When developing a program that uses Sprites and Bobs, finding a good
way to do the art work and get it into your program is a problem. Once
you overcome this barrier, the fun really starts. I urge you not to
use a Sprite/Bob editor, but instead use a paint program such as deluxe
paint. Generally, paint programs offer superior editing facilities.
You can save a small picture as a BRUSH. All the Amiga paint programs
I know of use the same file format to store brushes: the IFF format.
Assuming you are using C.
To get the images into Bob/Sprite format. You have a few choices. The
best one is the learn the IFF file format and write a file reader. Or
steal an IFF image file reader routine from another PD program.
Another way to go is to get a conversion program. Such as "BRUSH2C"

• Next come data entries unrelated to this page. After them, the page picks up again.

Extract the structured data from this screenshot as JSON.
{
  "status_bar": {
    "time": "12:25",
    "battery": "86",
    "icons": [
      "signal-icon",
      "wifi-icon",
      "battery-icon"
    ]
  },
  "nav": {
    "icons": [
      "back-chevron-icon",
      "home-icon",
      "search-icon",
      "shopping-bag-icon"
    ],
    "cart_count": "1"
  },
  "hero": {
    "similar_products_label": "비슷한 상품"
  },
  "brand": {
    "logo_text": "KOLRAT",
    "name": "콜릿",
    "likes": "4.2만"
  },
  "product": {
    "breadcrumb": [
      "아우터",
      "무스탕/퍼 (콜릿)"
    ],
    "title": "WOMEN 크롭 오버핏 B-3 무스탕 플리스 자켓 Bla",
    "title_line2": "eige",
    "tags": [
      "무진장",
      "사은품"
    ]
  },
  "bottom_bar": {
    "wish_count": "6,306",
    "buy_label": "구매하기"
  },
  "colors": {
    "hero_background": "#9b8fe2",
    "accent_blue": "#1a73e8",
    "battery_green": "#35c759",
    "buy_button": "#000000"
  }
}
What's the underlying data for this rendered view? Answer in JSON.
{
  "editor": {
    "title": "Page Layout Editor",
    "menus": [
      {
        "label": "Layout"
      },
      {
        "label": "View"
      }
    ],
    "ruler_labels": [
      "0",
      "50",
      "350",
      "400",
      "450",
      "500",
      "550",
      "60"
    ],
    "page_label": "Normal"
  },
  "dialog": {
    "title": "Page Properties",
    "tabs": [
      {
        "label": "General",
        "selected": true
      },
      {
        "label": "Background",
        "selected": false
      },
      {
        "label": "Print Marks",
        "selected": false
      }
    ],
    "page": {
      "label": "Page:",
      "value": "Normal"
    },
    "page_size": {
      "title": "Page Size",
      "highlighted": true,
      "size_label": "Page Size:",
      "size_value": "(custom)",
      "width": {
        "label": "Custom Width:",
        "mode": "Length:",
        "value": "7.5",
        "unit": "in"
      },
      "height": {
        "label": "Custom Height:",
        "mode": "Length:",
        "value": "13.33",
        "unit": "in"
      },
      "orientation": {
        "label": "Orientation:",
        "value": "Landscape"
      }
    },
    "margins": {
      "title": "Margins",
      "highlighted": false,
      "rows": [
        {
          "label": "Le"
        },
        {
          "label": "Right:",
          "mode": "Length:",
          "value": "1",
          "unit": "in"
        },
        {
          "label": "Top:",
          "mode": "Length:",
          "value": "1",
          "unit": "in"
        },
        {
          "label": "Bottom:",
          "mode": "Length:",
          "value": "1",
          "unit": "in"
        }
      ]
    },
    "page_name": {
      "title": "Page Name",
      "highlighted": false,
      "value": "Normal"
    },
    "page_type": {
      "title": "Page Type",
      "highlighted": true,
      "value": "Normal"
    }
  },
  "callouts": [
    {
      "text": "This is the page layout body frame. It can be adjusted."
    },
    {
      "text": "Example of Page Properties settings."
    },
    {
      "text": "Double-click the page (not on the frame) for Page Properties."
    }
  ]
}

which reads an IFF brush file and writes out a text file with a
corresponding C structure. The dissadvantage is that you have to
recompile everytime you alter an image.
A few more points, Bobs and Sprite images are stored in different
formats. A problem for Bob and Sprite editors if they only output one
type of image but not the other.
Before you use Bobs and Sprites, see if you really need them. You
could just set up a BitMap structure, read in the image, and use the
BltBitMapRastPort or BltMaskBltMapRastPort routines to render the
image. The GEL system (bobs and sprites) has some nice features, but
it takes alot of coding and manual reading and re-reading to use it.